Çocuk bazı kurallarla o kadar bastırılıyor ki özgürlüğün ne olduğunu çok geç yaşlarda fark edebiliyor, kim bu kuralları belirleyen diye her isyan edişinde ona cevap verebilen kimseyi bulamıyor karşısında.
Bir gün baba aniden hastalanıyor küçük çocuğun hiç anlamadığı kelimeler dönüyor evin içinde, kötü bir şeyler oluyor galiba diyerek sessizliğe bürünüyor çok üzülüyor, evin büyük çocuğu belirli bir süre kalması için iki seçenek sunuyor ona ama o daha bir gün bile annesinden ayrı kalmayı beceremiyorken nasıl başka bir evde kalacağını hayal edemeden birini seçiyor ve aynı apartmandaki akrabalarının evinde günlerce ailesinden ayrı yaşamak zorunda kalıyor, ailesinin hastanede olduğu döneme 6. Yaş doğum günü denk geliyor… Akrabaları tarafından harika bir doğum günü sofrası hazırlanıyor ve bir sürü parlak paketli hediyeler etraf kalabalık herkes çocuğu mutlu etmek için el pençe ama çocuk o kadar eksik ki yine de gülüyor eğleniyor hediyelerine mutlu oluyor..
Ailenin hastaneden çıkacağı zaman belli olmadığı için yoğun bakımdan normal odaya geçtiklerinde çocuklarını hastaneye getirmelerini istiyorlar, bir heves ve heyecanla gidiyor çocuk aklıyla orayı burayı kurcalıyor hasta yatağının ayarlarıyla oynuyor mutluluktan odanın içinde ne yapacağını bilemiyor sonra eve dönme vakti geliyor hiç sorunsuz vedalaşıyor ailesiyle el sallayarak ayrılıyor ta ki taksiye binene kadar….
Takside geçirdiği ve saatlerce süren ağlama krizini hala hatırlıyor.

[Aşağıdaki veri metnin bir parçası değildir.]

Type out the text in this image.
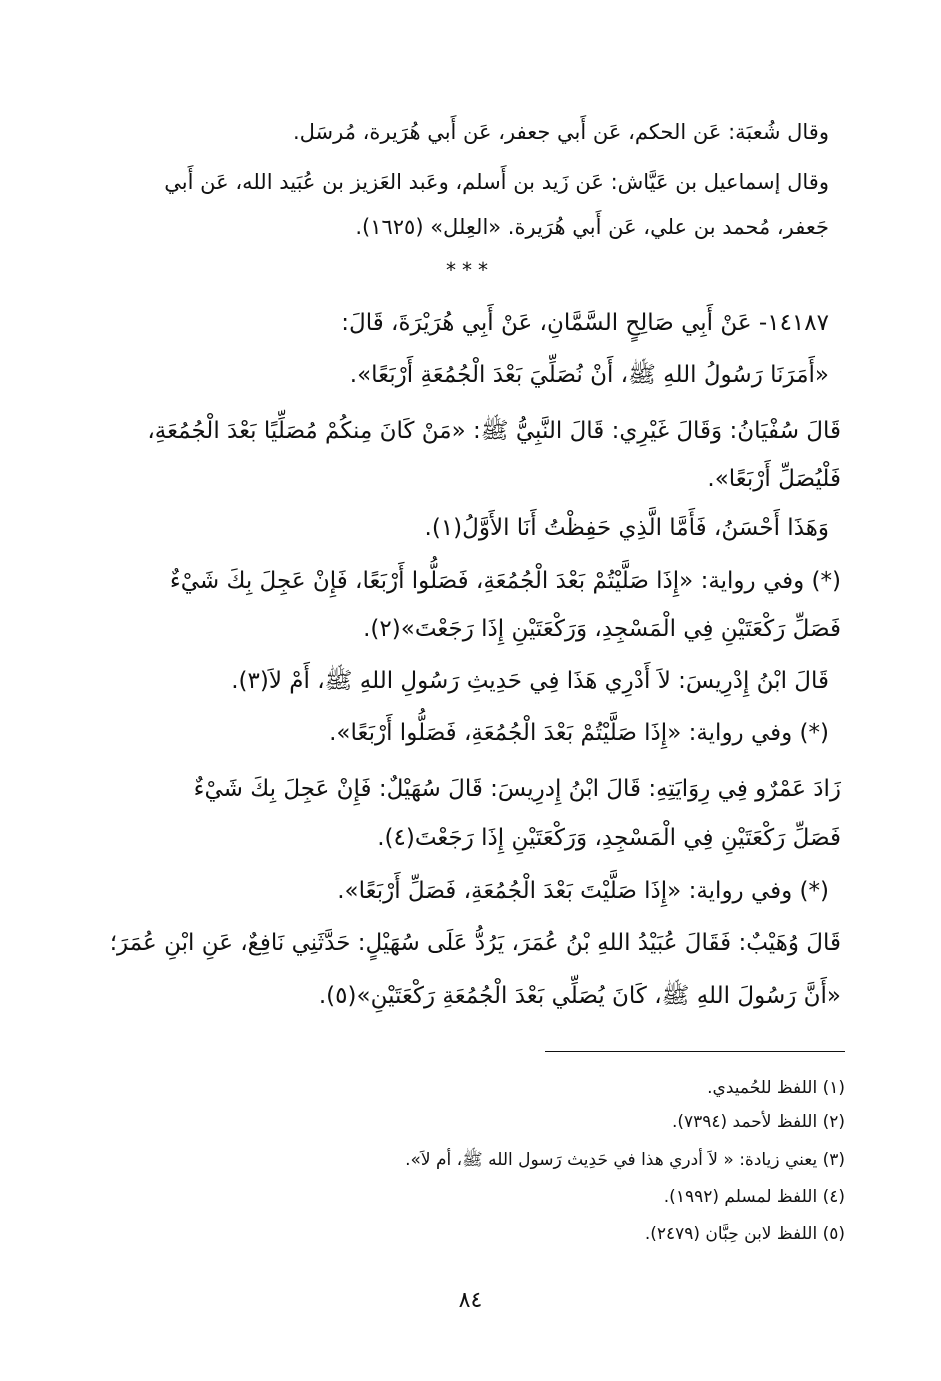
وقال شُعبَة: عَن الحكم، عَن أَبي جعفر، عَن أَبي هُرَيرة، مُرسَل.
وقال إسماعيل بن عَيَّاش: عَن زَيد بن أَسلم، وعَبد العَزيز بن عُبَيد الله، عَن أَبي
جَعفر، مُحمد بن علي، عَن أَبي هُرَيرة. «العِلل» (١٦٢٥).
***
١٤١٨٧- عَنْ أَبِي صَالِحٍ السَّمَّانِ، عَنْ أَبِي هُرَيْرَةَ، قَالَ:
«أَمَرَنَا رَسُولُ اللهِ ﷺ، أَنْ نُصَلِّيَ بَعْدَ الْجُمُعَةِ أَرْبَعًا».
قَالَ سُفْيَانُ: وَقَالَ غَيْرِي: قَالَ النَّبِيُّ ﷺ: «مَنْ كَانَ مِنكُمْ مُصَلِّيًا بَعْدَ الْجُمُعَةِ،
فَلْيُصَلِّ أَرْبَعًا».
وَهَذَا أَحْسَنُ، فَأَمَّا الَّذِي حَفِظْتُ أَنَا الأَوَّلُ(١).
(*) وفي رواية: «إِذَا صَلَّيْتُمْ بَعْدَ الْجُمُعَةِ، فَصَلُّوا أَرْبَعًا، فَإِنْ عَجِلَ بِكَ شَيْءٌ
فَصَلِّ رَكْعَتَيْنِ فِي الْمَسْجِدِ، وَرَكْعَتَيْنِ إِذَا رَجَعْتَ»(٢).
قَالَ ابْنُ إِدْرِيسَ: لاَ أَدْرِي هَذَا فِي حَدِيثِ رَسُولِ اللهِ ﷺ، أَمْ لاَ(٣).
(*) وفي رواية: «إِذَا صَلَّيْتُمْ بَعْدَ الْجُمُعَةِ، فَصَلُّوا أَرْبَعًا».
زَادَ عَمْرٌو فِي رِوَايَتِهِ: قَالَ ابْنُ إِدرِيسَ: قَالَ سُهَيْلٌ: فَإِنْ عَجِلَ بِكَ شَيْءٌ
فَصَلِّ رَكْعَتَيْنِ فِي الْمَسْجِدِ، وَرَكْعَتَيْنِ إِذَا رَجَعْتَ(٤).
(*) وفي رواية: «إِذَا صَلَّيْتَ بَعْدَ الْجُمُعَةِ، فَصَلِّ أَرْبَعًا».
قَالَ وُهَيْبٌ: فَقَالَ عُبَيْدُ اللهِ بْنُ عُمَرَ، يَرُدُّ عَلَى سُهَيْلٍ: حَدَّثَنِي نَافِعٌ، عَنِ ابْنِ عُمَرَ؛
«أَنَّ رَسُولَ اللهِ ﷺ، كَانَ يُصَلِّي بَعْدَ الْجُمُعَةِ رَكْعَتَيْنِ»(٥).
(١) اللفظ للحُميدي.
(٢) اللفظ لأحمد (٧٣٩٤).
(٣) يعني زيادة: « لاَ أدري هذا في حَدِيث رَسول الله ﷺ، أم لاَ».
(٤) اللفظ لمسلم (١٩٩٢).
(٥) اللفظ لابن حِبَّان (٢٤٧٩).
٨٤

Günler süren aile özlemi sonunda
ailesinin evine döneceğini öğrenen çocuk bir kulağı kapıda sürekli bekliyor, işte geldiler! Ayakları çıplak ayakkabı terlik hiçbir şey giymeyi düşünemeden merdivenlerden hızla inip ailesine evine kavuşuyor…. Aile için zorlu ama onun çocuk ruhu ve aklı için ferah bir döneme giriliyor…
Fırtına dönemi bittiğinde eskisi kadar rahat olmayan ama yine de kendi yağlarında kavrulan hale gelebiliyorlar bu seferde evin büyük çocuğu isyan bayrağını çekiyor ve okulunu liseyi bir yıl askıya alıyor gitmiyor.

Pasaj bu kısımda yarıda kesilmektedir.